Ambiguïté sémantique de la capacité d'autofinancement : L'ambiguïté sémantique est d'abord induite par l'ambiguïté
syntaxique. L'approche de la capacité par l'excédent brut d'exploitation est
une approche typiquement macro-économique qui découle directement de l'analyse
de la valeur ajoutée et qui est plus utile au comptable national qu'au comptable
privé. L'approche par le résultat est une approche typiquement micro-économique
: largement utilisée par les décideurs privés, familiers du raisonnement en
termes de cash-flow ou de cashflow actualisé. La première méthode nous paraît
centrée sur le passé, le constat, alors que la seconde nous semble mieux
adaptée à la prévision : l'intérêt majeur du cash-flow réside dans la
possibilité de l'investir ou de le réinvestir. L'ambiguïté sémantique de la
capacité d'autofinancement vient du fait qu'elle ressemble à un cash-flow, mais
la traiter comme telle peut entraîner des erreurs d'interprétation.
Contrairement
à d'autres domaines étudiés par le plan comptable général, la capacité d'autofinancement
obtenue est globale et on n'y distingue pas les éléments d'exploitation des
éléments exceptionnels.
Or dans la
mesure où c'est, entre autre, sur la capacité d'autofinancement qu'on se
fondera pour programmer la croissance de l'entreprise, il sera bon de
distinguer les éléments permanents de cette croissance (représentés par les
données d'exploitation) des éléments transitoires (représentés par les
résultats exceptionnels). Dans une optique stratégique, on peut penser que
seuls les éléments permanents entreront dans le calcul économique alors que les
éléments transitoires, même s'ils apportent ponctuellement un supplément de
flexibilité, n'auront que des effets modestes sur les décisions à long terme.
L'interprétation
sans ambiguïté de la capacité d'autofinancement rend souhaitable, lorsque c'est
possible, la division entre capacité courante et capacité exceptionnelle avec
une répartition entre les dotations aux amortissements courants et
exceptionnels et entre les impôts sur les bénéfices courants et exceptionnels
qui sont souvent d'un taux différent. L’ambiguïté est aussi due à sa facilité
de manipulation par des professionnels avertis. On n’a pas attendu Terry Smith1 pour savoir faire preuve de pessimisme comptable,
lorsqu'il est nécessaire de diminuer un résultat net comptable générateur
d'impôts et au contraire d'optimisme comptable lorsqu'il faut habiller un bilan
qui montre trop ses carences : la capacité d'autofinancement victime de ces
habitudes a tendance à augmenter sous le poids du pessimisme et à diminuer sous
le poids de l'optimisme. Nous avions donné ailleurs l'exemple d'une entreprise
qui cumulait plusieurs erreurs de gestion : spéculation sur un produit à cours
mondial, achat imprudent de titres surcotés, mauvaise diversification du
portefeuille de clients, mauvaise répartition des risques et dont par le jeu de provisions de
toutes sortes, la capacité d'autofinancement augmentait.

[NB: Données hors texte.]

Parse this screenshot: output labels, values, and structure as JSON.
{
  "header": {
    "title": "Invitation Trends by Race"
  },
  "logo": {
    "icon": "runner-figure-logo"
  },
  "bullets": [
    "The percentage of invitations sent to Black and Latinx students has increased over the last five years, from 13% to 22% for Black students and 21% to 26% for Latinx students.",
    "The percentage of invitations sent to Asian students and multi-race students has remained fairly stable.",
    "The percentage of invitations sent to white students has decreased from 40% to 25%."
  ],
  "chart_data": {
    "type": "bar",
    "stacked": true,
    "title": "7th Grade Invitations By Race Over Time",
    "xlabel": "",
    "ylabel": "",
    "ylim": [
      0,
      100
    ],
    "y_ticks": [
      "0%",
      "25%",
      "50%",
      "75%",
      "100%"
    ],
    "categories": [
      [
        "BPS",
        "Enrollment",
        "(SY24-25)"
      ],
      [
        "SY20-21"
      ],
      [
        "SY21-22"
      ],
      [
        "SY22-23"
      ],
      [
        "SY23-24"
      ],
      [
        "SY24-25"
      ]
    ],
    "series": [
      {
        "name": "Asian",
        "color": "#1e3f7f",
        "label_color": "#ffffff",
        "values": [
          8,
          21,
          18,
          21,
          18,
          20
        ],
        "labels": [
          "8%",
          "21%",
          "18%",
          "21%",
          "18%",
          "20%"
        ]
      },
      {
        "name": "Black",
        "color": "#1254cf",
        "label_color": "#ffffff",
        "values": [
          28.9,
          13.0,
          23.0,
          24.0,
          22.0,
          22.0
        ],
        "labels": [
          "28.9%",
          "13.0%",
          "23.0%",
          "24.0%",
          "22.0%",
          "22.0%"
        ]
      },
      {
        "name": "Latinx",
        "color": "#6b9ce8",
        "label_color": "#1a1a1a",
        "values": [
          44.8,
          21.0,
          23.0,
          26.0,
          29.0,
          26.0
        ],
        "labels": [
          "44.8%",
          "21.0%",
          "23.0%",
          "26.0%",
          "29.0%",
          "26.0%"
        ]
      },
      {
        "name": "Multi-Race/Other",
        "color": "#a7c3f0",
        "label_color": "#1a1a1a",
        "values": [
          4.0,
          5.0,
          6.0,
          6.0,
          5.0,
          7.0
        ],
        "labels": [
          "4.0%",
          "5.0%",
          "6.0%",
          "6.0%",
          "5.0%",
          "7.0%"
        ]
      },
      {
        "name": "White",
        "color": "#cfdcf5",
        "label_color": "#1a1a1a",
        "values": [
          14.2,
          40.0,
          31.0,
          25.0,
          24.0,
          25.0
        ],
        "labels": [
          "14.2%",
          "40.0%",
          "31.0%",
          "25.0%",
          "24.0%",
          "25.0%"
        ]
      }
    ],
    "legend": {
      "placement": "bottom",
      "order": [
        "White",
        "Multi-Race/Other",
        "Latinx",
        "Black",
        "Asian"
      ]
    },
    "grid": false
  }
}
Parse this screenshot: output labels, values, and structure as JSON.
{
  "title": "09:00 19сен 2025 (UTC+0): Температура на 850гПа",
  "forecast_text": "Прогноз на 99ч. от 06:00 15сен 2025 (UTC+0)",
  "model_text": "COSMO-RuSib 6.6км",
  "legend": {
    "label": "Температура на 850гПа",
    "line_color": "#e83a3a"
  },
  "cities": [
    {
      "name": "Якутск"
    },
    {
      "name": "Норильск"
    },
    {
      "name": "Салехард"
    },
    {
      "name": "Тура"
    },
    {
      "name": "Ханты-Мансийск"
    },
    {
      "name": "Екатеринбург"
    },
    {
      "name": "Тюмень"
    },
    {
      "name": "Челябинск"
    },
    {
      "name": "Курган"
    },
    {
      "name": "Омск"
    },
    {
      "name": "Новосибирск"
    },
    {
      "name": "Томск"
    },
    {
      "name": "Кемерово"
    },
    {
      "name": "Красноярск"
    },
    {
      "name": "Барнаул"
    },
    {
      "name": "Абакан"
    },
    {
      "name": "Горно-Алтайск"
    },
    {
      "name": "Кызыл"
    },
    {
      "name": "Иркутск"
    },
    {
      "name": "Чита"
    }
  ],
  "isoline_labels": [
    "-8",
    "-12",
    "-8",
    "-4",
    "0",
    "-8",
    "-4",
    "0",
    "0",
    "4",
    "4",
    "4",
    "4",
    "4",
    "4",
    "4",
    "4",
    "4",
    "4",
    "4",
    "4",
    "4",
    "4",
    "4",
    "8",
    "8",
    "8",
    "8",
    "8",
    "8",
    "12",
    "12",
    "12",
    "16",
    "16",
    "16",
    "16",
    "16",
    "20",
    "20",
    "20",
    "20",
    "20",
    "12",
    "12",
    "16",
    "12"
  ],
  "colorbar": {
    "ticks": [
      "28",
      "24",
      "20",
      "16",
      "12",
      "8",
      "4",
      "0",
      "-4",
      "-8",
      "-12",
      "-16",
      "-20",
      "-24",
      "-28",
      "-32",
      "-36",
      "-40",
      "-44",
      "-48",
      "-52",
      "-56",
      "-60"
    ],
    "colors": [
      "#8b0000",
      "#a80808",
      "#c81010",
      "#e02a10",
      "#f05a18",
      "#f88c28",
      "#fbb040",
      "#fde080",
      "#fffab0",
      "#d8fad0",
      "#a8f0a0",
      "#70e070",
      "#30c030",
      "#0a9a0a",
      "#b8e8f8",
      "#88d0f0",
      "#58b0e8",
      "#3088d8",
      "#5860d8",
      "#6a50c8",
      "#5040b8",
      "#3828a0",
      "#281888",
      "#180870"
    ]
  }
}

Il est dangereux,
lorsqu'on fait un diagnostic de méconnaître ces ambiguïtés, puisque à une
amélioration littérale de la capacité de financement correspond,
paradoxalement, une détérioration de la situation financière de l'entreprise.
Comme nous
l'avons montré, les soldes de gestion et la capacité d'autofinancement ne sont
pas des instruments de mesure parfaits, mais ils permettent de nuancer l'étude
de la rentabilité commerciale, de la rentabilité économique et de la
rentabilité financière et c’est un élément important de leur utilité.